1. Giriş
Son yıllarda küresel ticaretin şekillendiği alanlardan biri de jeopolitik kaynaklı ekonomik gerilimlerdir. ABD ve Çin arasındaki ticaret savaşları, özellikle son günlerde Donald Trump yönetiminin Çin’e yönelik yeni gümrük tarifeleri uygulamasıyla yeniden alevlenmiştir. Bu gelişmeler, yalnızca taraf ülkeleri değil, global tedarik zincirine entegre olmuş Türkiye gibi ülkeleri de etkilemektedir.
Bu makalede, tarifelerin ve ekonomik gerilimlerin Türk hukuk sistemine, özellikle Gümrük Kanunu, uluslararası ticaret hukuku, uyarlama davaları (TBK m.138) ve menşe kuralları bağlamında etkileri analiz edilecektir.
2. Küresel Ticaret Gerilimi: ABD-Çin İlişkileri
2.1 Tarihsel Arka Plan
ABD-Çin ticaret savaşı, 2018 yılında ABD'nin Çin menşeli ürünlere yüksek oranlı ek vergiler getirmesiyle başlamış, karşılıklı yaptırımlar zincirleme reaksiyonla devam etmiştir. Bu ticari müdahaleler; DTÖ kurallarını, ikili ve çok taraflı anlaşmaları, ayrıca yatırım ortamlarını sarsmıştır.
2.2 2025 Gelişmeleri
2025 Mart ayında Başkan Donald Trump, Çin menşeli ürünlere uygulanan tarifeleri %20 seviyesine çıkardığını açıklamıştır. Gerekçeler arasında Çin'in "fentanil üretimini durdurmaması" gibi diplomatik söylemler olsa da esas etkenin ekonomik korumacılık olduğu açıktır. Çin de misilleme olarak ABD ürünlerine yeni vergiler getirmiştir.
2 Nisan 2025 itibarıyla yürürlüğe giren yeni düzenleme, başta elektronik cihazlar, çipler, güneş panelleri, elektrikli araç bataryaları ve medikal ekipmanlar olmak üzere yaklaşık 200 milyar dolarlık Çin menşeli ürünü kapsayan geniş çaplı bir tarife listesini içermektedir.
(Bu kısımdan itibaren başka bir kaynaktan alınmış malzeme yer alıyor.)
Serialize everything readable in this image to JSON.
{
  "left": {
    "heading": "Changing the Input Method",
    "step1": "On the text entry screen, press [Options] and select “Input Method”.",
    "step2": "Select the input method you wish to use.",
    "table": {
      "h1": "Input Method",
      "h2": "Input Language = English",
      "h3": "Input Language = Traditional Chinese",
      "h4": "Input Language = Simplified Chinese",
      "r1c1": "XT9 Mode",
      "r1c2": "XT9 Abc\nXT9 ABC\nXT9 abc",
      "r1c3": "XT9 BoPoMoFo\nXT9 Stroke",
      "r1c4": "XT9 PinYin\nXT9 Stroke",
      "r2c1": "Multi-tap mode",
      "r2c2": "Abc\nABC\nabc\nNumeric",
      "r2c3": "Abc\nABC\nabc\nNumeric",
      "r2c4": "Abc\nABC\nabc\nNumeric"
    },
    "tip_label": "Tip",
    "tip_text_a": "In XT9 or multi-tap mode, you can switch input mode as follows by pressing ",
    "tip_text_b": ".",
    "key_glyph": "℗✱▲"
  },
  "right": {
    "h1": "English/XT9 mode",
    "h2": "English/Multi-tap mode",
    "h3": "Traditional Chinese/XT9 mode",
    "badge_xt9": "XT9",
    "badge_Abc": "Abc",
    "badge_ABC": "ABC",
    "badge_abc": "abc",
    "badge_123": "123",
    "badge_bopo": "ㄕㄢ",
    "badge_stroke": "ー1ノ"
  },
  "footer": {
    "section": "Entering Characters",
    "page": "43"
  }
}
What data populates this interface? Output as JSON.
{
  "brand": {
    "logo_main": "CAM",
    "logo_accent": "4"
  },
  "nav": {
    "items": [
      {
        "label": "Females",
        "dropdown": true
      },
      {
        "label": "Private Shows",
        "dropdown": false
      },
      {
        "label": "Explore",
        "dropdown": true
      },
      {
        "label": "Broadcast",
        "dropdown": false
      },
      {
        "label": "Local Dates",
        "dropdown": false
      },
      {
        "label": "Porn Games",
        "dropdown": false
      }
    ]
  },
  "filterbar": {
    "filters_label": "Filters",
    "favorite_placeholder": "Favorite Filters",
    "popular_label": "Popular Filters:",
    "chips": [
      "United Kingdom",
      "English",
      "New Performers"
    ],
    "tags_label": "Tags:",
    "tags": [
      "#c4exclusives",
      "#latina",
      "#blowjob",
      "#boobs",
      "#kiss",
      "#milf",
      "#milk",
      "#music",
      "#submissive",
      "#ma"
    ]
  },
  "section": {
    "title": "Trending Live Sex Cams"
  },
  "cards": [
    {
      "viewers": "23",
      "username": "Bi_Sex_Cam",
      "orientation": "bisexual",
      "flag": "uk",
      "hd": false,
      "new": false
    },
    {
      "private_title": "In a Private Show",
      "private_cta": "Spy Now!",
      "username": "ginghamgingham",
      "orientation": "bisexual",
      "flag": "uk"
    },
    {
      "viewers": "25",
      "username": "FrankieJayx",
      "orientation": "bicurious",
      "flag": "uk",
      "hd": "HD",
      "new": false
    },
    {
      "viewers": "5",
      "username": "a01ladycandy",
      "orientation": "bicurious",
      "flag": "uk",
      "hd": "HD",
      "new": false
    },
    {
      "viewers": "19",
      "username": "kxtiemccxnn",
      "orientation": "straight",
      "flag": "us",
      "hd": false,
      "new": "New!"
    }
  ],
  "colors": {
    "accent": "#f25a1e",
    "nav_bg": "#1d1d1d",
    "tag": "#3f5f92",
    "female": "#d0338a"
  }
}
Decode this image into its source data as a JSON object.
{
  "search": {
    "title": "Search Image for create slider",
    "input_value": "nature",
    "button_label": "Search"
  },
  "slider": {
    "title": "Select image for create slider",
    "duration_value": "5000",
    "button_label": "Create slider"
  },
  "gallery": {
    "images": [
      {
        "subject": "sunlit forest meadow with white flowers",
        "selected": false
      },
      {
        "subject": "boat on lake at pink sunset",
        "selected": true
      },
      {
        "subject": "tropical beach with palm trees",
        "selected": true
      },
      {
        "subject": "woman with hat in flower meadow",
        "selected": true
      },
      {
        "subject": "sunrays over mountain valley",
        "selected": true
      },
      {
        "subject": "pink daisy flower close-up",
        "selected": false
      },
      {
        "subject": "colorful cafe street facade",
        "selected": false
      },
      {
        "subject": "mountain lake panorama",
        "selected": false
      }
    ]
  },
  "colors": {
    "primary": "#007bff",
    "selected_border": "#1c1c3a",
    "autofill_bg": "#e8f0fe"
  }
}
Bu ürün gruplarına getirilen yeni tarifeler %25 ila %50 arasında değişmektedir. Bu artışlar, özellikle Çin'den ithalat yapan Amerikan firmaları için ciddi bir maliyet baskısı yaratmakta ve dolaylı olarak küresel tedarik zincirlerine de zarar vermektedir.
Bu durum, yalnızca ikili ticaret ilişkilerini değil, Çin ve ABD ile doğrudan veya dolaylı ekonomik ilişkileri olan üçüncü ülkeleri de etkilemektedir. Türkiye, hem Çin’den ithalat hem de ABD’ye ihracat yapan firmalarıyla bu gelişmelerden doğrudan etkilenen bir ülke konumundadır. Örneğin, ABD pazarına üretim yapan ve Çin'den ara malı ithal eden bir Türk şirketi, artan maliyetler nedeniyle kâr marjını koruyamaz hale gelebilir. Aynı şekilde Çin’den gelen malların fiyatlarındaki dalgalanmalar, Türk iç piyasasında enflasyonist baskılar doğurabilir.
3. Uluslararası Hukuk Çerçevesinde Gümrük Tarifeleri
3.1 Dünya Ticaret Örgütü (DTÖ) Kuralları
DTÖ Anlaşmaları, en çok gözetilen ülke ilkesi (MFN), ulusal muamele ilkesi ve gümrük tarifeleri üzerinden yapılan sınırlamaları düzenler. Ülkeler, anlaşmalı tarifeler dışında vergi artışına gidecekse, bunun DTÖ kurallarına uygun olarak gerekçelendirilmesi gerekir.
ABD’nin tarifeleri bu açıdan istisnai durumlar (ulusal güvenlik, kamu sağlığı) üzerinden savunulsa da DTÖ kararlarına göre birçok uygulama haksız bulunmuştur (bkz. DS543).
3.2 Türkiye’nin Konumu
Türkiye, 1995 yılından bu yana AB ile Gümrük Birliği içerisindedir. Bu durum, üçüncü ülkelere karşı AB ile paralel bir dış ticaret politikası sürdürmesini zorunlu kılar. Türkiye, DTÖ üyesi olup MFN ilkesi kapsamında hareket eder; fakat serbest ticaret anlaşmalarıyla (STA) belirli ülkelere avantaj tanımaktadır.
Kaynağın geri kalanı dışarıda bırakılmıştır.